Amidst all the noise "that the bank should be doing more" it is refreshing to read an article observing that the BOJ is doing all that can be done and still maintain the appellation of "bank." The BOJ is not a berserk ATM responsible for counteracting the incredibly bad fiscal policies of countries around the globe. Since the BOJ cannot succeed in this endeavor it is pointless for the bank to attempt it.
And a cleverly run bank the BOJ is, having posted in fiscal 2011 an unexpected and tidy profit in its bond dealings. (E)
As for reports that Diet members are preparing legislation to rein in the BOJ's independence, regranting the Finance Ministry the powers the MOF lost over the BOJ's policies -- or merely to terrify the BOJ into pre-emptively ceding part of its independence from government interference so as to preserve the larger portion of its independence -- the drafting of legislation is what lawmakers do, whether or not such legislation will have significant effects on the economy's performance or not. (E)
Frankly, noting that legislators are preparing bills with the intention of curbing the BOJ's independence is a little like noting that bonobos have sex. (E)
That legislators would want to be seen as doing something, anything, to arrest deflation is understandable.

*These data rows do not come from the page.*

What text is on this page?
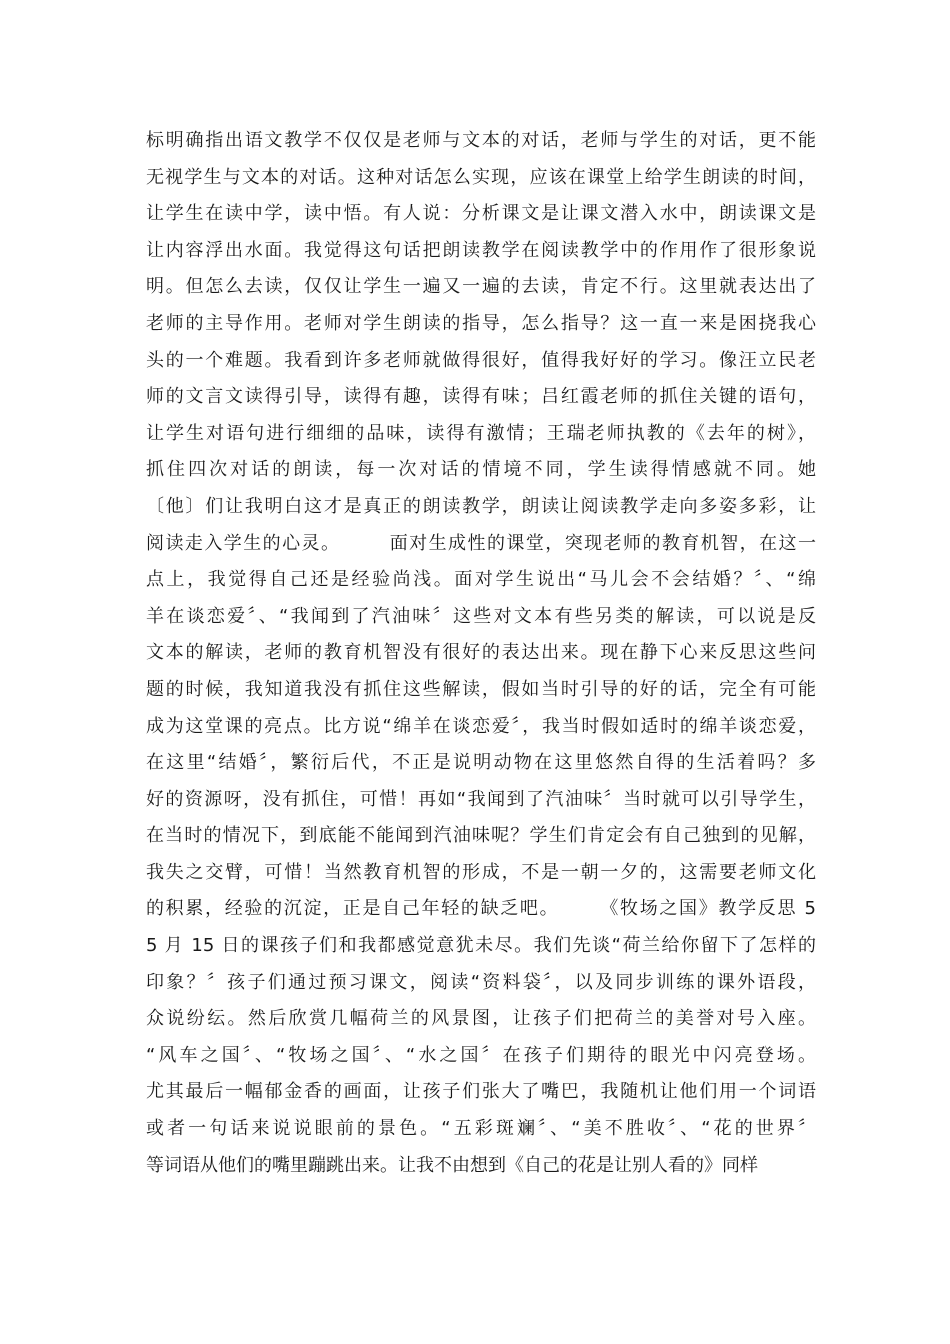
标明确指出语文教学不仅仅是老师与文本的对话，老师与学生的对话，更不能
无视学生与文本的对话。这种对话怎么实现，应该在课堂上给学生朗读的时间，
让学生在读中学，读中悟。有人说：分析课文是让课文潜入水中，朗读课文是
让内容浮出水面。我觉得这句话把朗读教学在阅读教学中的作用作了很形象说
明。但怎么去读，仅仅让学生一遍又一遍的去读，肯定不行。这里就表达出了
老师的主导作用。老师对学生朗读的指导，怎么指导？这一直一来是困挠我心
头的一个难题。我看到许多老师就做得很好，值得我好好的学习。像汪立民老
师的文言文读得引导，读得有趣，读得有味；吕红霞老师的抓住关键的语句，
让学生对语句进行细细的品味，读得有激情；王瑞老师执教的《去年的树》，
抓住四次对话的朗读，每一次对话的情境不同，学生读得情感就不同。她
〔他〕们让我明白这才是真正的朗读教学，朗读让阅读教学走向多姿多彩，让
阅读走入学生的心灵。　　　面对生成性的课堂，突现老师的教育机智，在这一
点上，我觉得自己还是经验尚浅。面对学生说出“马儿会不会结婚？〞、“绵
羊在谈恋爱〞、“我闻到了汽油味〞这些对文本有些另类的解读，可以说是反
文本的解读，老师的教育机智没有很好的表达出来。现在静下心来反思这些问
题的时候，我知道我没有抓住这些解读，假如当时引导的好的话，完全有可能
成为这堂课的亮点。比方说“绵羊在谈恋爱〞，我当时假如适时的绵羊谈恋爱，
在这里“结婚〞，繁衍后代，不正是说明动物在这里悠然自得的生活着吗？多
好的资源呀，没有抓住，可惜！再如“我闻到了汽油味〞当时就可以引导学生，
在当时的情况下，到底能不能闻到汽油味呢？学生们肯定会有自己独到的见解，
我失之交臂，可惜！当然教育机智的形成，不是一朝一夕的，这需要老师文化
的积累，经验的沉淀，正是自己年轻的缺乏吧。　　　《牧场之国》教学反思 5
5 月 15 日的课孩子们和我都感觉意犹未尽。我们先谈“荷兰给你留下了怎样的
印象？〞孩子们通过预习课文，阅读“资料袋〞，以及同步训练的课外语段，
众说纷纭。然后欣赏几幅荷兰的风景图，让孩子们把荷兰的美誉对号入座。
“风车之国〞、“牧场之国〞、“水之国〞在孩子们期待的眼光中闪亮登场。
尤其最后一幅郁金香的画面，让孩子们张大了嘴巴，我随机让他们用一个词语
或者一句话来说说眼前的景色。“五彩斑斓〞、“美不胜收〞、“花的世界〞
等词语从他们的嘴里蹦跳出来。让我不由想到《自己的花是让别人看的》同样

Deflation, as analyst extraordinaire Naomi Fink recently pointed out, diminishes the willingness of companies to borrow (increasing, as it does, the real interest rate borrowers pay) and hammers the stock markets (by inducing companies to raise funds through the issuance of new equity, diluting the value of the holdings of existing shareholders).
That deflation simultaneously delivers real, nontaxable returns on savings is something legislators possibly do not know, have forgotten or ignore as it has no impact on their being able to hit up corporations into paying for fundraising party tickets or for candidates to win the votes of those who live on the margin and are thus unable to save.
So rather than being about doing something, BOJ bashing seems to be about appearing to be doing something.